Emerging from that period are projects with sound tech, utility and fundamental value. As with how Amazon’s share price exploded beyond what the company was actually worth during the dotcom bubble, valid crypto projects coins price also exploded in 2017 beyond what the fair value of the coin should have been given the adoption at that time.
Fast forward to today and the below chart representing the NASDAQ historical performance. What has indeed dominated are the large web based tech giants, such as Amazon, Google and Facebook. As predicted by the hype in 1999, the future was indeed driven by ecommerce and internet based phenomena such as social media. The issue was, in 1999 no one knew who or what would win – but the knowledge and belief was there that it would involve the web.

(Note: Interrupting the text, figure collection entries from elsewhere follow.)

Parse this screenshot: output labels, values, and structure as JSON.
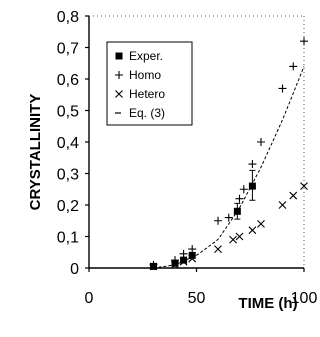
{
  "chart_data": {
    "type": "scatter",
    "title": "",
    "xlabel": "TIME (h)",
    "ylabel": "CRYSTALLINITY",
    "xlim": [
      0,
      100
    ],
    "ylim": [
      0,
      0.8
    ],
    "x_ticks": [
      "0",
      "50",
      "100"
    ],
    "y_ticks": [
      "0",
      "0,1",
      "0,2",
      "0,3",
      "0,4",
      "0,5",
      "0,6",
      "0,7",
      "0,8"
    ],
    "grid": false,
    "legend_position": "top-left",
    "legend": [
      "Exper.",
      "Homo",
      "Hetero",
      "Eq. (3)"
    ],
    "series": [
      {
        "name": "Exper.",
        "marker": "filled-square",
        "points": [
          {
            "x": 30,
            "y": 0.005
          },
          {
            "x": 40,
            "y": 0.015
          },
          {
            "x": 44,
            "y": 0.025
          },
          {
            "x": 48,
            "y": 0.04
          },
          {
            "x": 69,
            "y": 0.18
          },
          {
            "x": 76,
            "y": 0.26
          }
        ],
        "error_bars": [
          {
            "x": 69,
            "low": 0.155,
            "high": 0.205
          },
          {
            "x": 76,
            "low": 0.215,
            "high": 0.31
          }
        ]
      },
      {
        "name": "Homo",
        "marker": "plus",
        "points": [
          {
            "x": 30,
            "y": 0.01
          },
          {
            "x": 40,
            "y": 0.025
          },
          {
            "x": 44,
            "y": 0.045
          },
          {
            "x": 48,
            "y": 0.06
          },
          {
            "x": 60,
            "y": 0.15
          },
          {
            "x": 65,
            "y": 0.16
          },
          {
            "x": 70,
            "y": 0.22
          },
          {
            "x": 72,
            "y": 0.25
          },
          {
            "x": 76,
            "y": 0.33
          },
          {
            "x": 80,
            "y": 0.4
          },
          {
            "x": 90,
            "y": 0.57
          },
          {
            "x": 95,
            "y": 0.64
          },
          {
            "x": 100,
            "y": 0.72
          }
        ]
      },
      {
        "name": "Hetero",
        "marker": "cross",
        "points": [
          {
            "x": 30,
            "y": 0.005
          },
          {
            "x": 40,
            "y": 0.01
          },
          {
            "x": 44,
            "y": 0.02
          },
          {
            "x": 48,
            "y": 0.03
          },
          {
            "x": 60,
            "y": 0.06
          },
          {
            "x": 67,
            "y": 0.09
          },
          {
            "x": 70,
            "y": 0.1
          },
          {
            "x": 76,
            "y": 0.12
          },
          {
            "x": 80,
            "y": 0.14
          },
          {
            "x": 90,
            "y": 0.2
          },
          {
            "x": 95,
            "y": 0.23
          },
          {
            "x": 100,
            "y": 0.26
          }
        ]
      },
      {
        "name": "Eq. (3)",
        "marker": "dashed-line",
        "points": [
          {
            "x": 30,
            "y": 0.0
          },
          {
            "x": 40,
            "y": 0.01
          },
          {
            "x": 50,
            "y": 0.04
          },
          {
            "x": 60,
            "y": 0.09
          },
          {
            "x": 70,
            "y": 0.19
          },
          {
            "x": 80,
            "y": 0.32
          },
          {
            "x": 90,
            "y": 0.47
          },
          {
            "x": 100,
            "y": 0.64
          }
        ]
      }
    ]
  }
}
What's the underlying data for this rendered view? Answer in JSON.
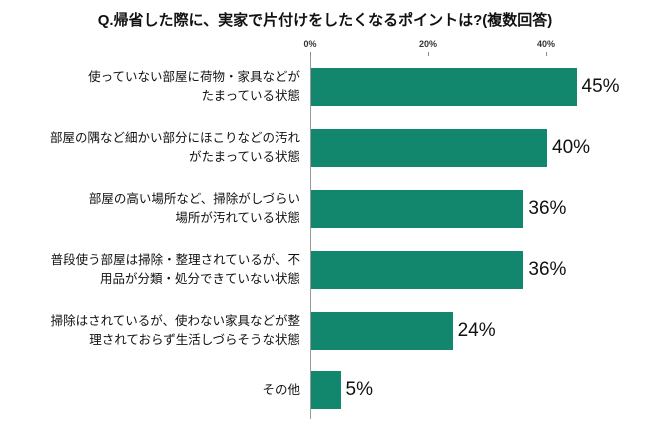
{
  "chart_data": {
    "type": "bar",
    "orientation": "horizontal",
    "title": "Q.帰省した際に、実家で片付けをしたくなるポイントは?(複数回答)",
    "bar_color": "#12876D",
    "legend": "none",
    "grid": false,
    "x_axis": {
      "position": "top",
      "ticks": [
        "0%",
        "20%",
        "40%"
      ],
      "tick_values": [
        0,
        20,
        40
      ],
      "max": 50
    },
    "categories": [
      "使っていない部屋に荷物・家具などがたまっている状態",
      "部屋の隅など細かい部分にほこりなどの汚れがたまっている状態",
      "部屋の高い場所など、掃除がしづらい場所が汚れている状態",
      "普段使う部屋は掃除・整理されているが、不用品が分類・処分できていない状態",
      "掃除はされているが、使わない家具などが整理されておらず生活しづらそうな状態",
      "その他"
    ],
    "values": [
      45,
      40,
      36,
      36,
      24,
      5
    ],
    "rows": [
      {
        "label": "使っていない部屋に荷物・家具などが\nたまっている状態",
        "value": 45,
        "value_label": "45%"
      },
      {
        "label": "部屋の隅など細かい部分にほこりなどの汚れ\nがたまっている状態",
        "value": 40,
        "value_label": "40%"
      },
      {
        "label": "部屋の高い場所など、掃除がしづらい\n場所が汚れている状態",
        "value": 36,
        "value_label": "36%"
      },
      {
        "label": "普段使う部屋は掃除・整理されているが、不\n用品が分類・処分できていない状態",
        "value": 36,
        "value_label": "36%"
      },
      {
        "label": "掃除はされているが、使わない家具などが整\n理されておらず生活しづらそうな状態",
        "value": 24,
        "value_label": "24%"
      },
      {
        "label": "その他",
        "value": 5,
        "value_label": "5%"
      }
    ]
  }
}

Just as with the emergence of both (1) legacy tech stock such as Google and Amazon, and (2) newer innovation such as Facebook, we will likely see the future of crypto both dominated by prominent legacy blockchains/projects such as Bitcoin and Ether, but also newer innovations and advancements in technology such as CSPR.
To close, I would like to add that a key failure of many companies during the dotcom era was poor management. This is a fundamental requirement to take a good idea and evolve it into a successfully adopted innovation. It is because of this, in addition to fundamental technology, that we believe CSPR will play a pivotal part in the future of blockchain adoption. Many crypto projects have failed due to poor management – an example being RChain. The direction and management within the CasperLabs team gives up confidence that what has already been successfully delivered, will also be successfully adopted with a substantial volume of projects developing on the blockchain.
Disclaimer: This article is written for the purposes of research and does not constitute financial advice or a recommendation to buy.